# channel catfish questions



## tcba1987 (Jun 22, 2004)

i do alot of catfishing in the warmer months , and do pretty well. the question i have is how soon do the catfish bite , i fish the tusc river, it is a small river but has alot of decent channel cats. do they bite all winter ?? i use chicken livers mostly will they work this time of year or should i be using creek chubs or shad or cut bait?? should i fish the same locations i do in the summer or look for the really deep holes this time of year ?? i usually dont start catfishing till may, can i catch them now ??? is the bite really slow ???  

thanks in advance 

Brian


----------



## flathunter (Apr 5, 2004)

They will hit all winter, if you can find them..I would stay away from liver when the water is cold and use cut bait if you can find it.


----------



## rockbass (Apr 16, 2004)

I caught a few channel last winter from the river using cut pieces of shad I froze the previous fall. I did not get any shad this past fall to freeze, so I am bumming right now for the bait I want. Hopefully I can get out to get some shad somewhere before the first tourney!


----------



## Raines (Jan 28, 2005)

my freezer had the same problem till i went to santee in feb. before leaving bassman23 and i were going to spend the rest of our money on shad just to take the pressure off,then the guy running the camp said "YOU YANKS BUY THAT COOLER AND I'LL FILL IT W/ SHAD" so for 7bucks a piece we got around 50 pounds of shad. not to mention money left over that our wives didn't know about. about the cats if you can boat it find the hole in your stretch of river thats got the best looking cover,depth and if there is any kind of slower current around .with a good fish finder you bound to stumble onto some good spots.HOPEFULLY WE HAVE A SPRING AND COLD WATERS NOT AN ISSUE FOR MUCH LONGER. good luck


----------



## H2O Mellon (Apr 5, 2004)

I would buy a cooler full of Shad for $7 any day! Man, I wish I could find somethign liek that around here.


----------



## flathunter (Apr 5, 2004)

Bryan, I remember when I had a bunch of fresh shad, and you insisted of fishing with chicken breast


----------



## H2O Mellon (Apr 5, 2004)

Shut up Jack, Man how many times do I have to tell ya', thats my secret bait!


----------



## RiverRat (Apr 5, 2004)

You can catch cats all winter long in certain river systems(ie Ohio river).
My normal season starts for channel cats around mid March most years and runs to late Nov. early Dec.

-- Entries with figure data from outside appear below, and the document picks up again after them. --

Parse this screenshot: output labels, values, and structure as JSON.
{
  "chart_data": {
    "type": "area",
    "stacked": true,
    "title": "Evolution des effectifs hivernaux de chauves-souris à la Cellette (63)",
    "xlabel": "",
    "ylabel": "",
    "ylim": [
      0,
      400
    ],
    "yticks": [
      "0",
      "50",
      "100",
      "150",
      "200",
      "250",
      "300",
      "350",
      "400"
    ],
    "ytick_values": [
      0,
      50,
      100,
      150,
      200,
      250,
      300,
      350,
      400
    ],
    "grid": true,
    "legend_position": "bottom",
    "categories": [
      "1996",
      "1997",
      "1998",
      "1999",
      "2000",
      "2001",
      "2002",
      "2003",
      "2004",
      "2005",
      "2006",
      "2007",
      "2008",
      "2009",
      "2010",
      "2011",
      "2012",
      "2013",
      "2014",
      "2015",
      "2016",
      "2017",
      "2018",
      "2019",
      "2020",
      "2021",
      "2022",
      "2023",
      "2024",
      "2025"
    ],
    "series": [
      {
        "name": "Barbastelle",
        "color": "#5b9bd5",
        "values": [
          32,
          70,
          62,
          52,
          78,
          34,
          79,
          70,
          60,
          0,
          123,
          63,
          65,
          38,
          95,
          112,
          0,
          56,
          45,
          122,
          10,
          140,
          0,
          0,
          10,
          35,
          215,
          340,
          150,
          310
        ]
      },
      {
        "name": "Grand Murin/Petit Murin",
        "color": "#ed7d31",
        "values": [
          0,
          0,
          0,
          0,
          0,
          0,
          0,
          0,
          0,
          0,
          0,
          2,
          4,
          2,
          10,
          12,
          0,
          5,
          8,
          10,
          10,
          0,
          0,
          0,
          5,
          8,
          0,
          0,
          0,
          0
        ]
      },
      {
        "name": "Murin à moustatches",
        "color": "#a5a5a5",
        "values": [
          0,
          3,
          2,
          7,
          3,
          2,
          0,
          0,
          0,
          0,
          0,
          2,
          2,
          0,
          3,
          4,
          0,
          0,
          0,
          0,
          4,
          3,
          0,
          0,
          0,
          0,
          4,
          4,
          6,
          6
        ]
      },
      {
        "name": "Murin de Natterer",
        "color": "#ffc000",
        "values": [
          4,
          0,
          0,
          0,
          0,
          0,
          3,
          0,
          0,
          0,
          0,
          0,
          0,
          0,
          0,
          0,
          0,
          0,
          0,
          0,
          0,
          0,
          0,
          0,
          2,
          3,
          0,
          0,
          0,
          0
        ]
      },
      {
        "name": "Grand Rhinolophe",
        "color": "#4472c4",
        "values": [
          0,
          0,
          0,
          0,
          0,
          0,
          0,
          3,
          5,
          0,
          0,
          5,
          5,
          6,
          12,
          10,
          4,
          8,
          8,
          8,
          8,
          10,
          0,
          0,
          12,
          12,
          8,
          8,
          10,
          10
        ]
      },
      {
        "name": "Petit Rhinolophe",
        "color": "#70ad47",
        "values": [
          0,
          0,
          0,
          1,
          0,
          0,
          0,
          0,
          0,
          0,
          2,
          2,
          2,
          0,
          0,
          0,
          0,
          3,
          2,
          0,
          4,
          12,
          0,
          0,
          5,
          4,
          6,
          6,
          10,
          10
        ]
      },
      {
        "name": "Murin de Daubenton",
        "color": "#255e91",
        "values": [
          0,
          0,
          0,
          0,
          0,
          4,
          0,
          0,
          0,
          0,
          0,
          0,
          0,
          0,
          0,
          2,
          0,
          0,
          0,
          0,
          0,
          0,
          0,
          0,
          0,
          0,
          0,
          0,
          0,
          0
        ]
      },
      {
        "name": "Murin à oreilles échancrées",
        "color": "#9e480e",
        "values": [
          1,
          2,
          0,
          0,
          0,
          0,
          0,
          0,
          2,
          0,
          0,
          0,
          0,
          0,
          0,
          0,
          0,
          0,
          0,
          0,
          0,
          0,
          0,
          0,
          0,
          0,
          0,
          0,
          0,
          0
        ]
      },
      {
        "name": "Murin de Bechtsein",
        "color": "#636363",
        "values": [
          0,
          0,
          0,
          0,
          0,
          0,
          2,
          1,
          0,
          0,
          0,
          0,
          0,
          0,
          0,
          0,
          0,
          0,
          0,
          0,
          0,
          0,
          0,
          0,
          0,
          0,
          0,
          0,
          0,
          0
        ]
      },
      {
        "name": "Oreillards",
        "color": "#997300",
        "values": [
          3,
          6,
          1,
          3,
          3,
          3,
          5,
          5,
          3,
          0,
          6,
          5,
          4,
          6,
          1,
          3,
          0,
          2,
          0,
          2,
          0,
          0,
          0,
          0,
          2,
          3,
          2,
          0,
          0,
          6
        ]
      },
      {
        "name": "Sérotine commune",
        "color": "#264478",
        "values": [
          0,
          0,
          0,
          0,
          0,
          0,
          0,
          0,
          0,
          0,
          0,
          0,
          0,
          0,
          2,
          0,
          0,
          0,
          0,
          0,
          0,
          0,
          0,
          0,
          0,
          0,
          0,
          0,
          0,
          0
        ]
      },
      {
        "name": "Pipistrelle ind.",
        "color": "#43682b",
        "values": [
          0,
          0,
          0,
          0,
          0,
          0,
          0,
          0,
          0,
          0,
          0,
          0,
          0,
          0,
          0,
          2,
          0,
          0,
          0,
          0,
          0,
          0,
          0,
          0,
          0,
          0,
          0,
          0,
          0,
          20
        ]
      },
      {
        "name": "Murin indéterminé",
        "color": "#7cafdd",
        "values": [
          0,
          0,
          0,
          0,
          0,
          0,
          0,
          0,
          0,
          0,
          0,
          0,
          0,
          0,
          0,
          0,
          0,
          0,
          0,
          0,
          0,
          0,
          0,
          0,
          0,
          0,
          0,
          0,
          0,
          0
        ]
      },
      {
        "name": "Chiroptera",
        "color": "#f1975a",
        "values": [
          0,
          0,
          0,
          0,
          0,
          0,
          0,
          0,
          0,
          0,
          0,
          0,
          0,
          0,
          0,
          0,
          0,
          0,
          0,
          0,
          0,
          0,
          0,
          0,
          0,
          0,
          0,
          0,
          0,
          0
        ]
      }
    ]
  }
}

Cut bait is all i use....for me the fresher the better.

Scott


----------



## husky hooker (Apr 6, 2004)

as a backup cutbait i always did pretty good in the tusc with ocean perch from the store. cut it up and it stAYS ON GREAT AND IF YOU EVER SMELLED OCEAN PERCH YOU KNOW WHAT MEAN!


----------



## mastercatman (Jan 30, 2005)

I just wanted to say this about fishin the tusc this time of year. If finding cutbait is really an issue I guarantee you will have just as good of success with nightcrawlers. I live directly across the street from the tusc and have been fishing it for about 17 years in canal fulton. I have fished night crawlers and cut bait consisting of shad, suckers, carp, and chubs side by side with little variance in preference this time of year. This will change though as the water warms you will find that channel cats will show preference to fresh cut baits. This time of year there is more precipitation that washes more food sources including nightcrawlers naturally into the river systems.


----------



## pendog66 (Mar 23, 2005)

I have caught catfish on hot dogs. shrimp. cutbait, and nightcrawlers. But by far the best bait i've used for a big catfish is a sunfish. Catch a small sunfish and prepare for a fight of a lifetime


----------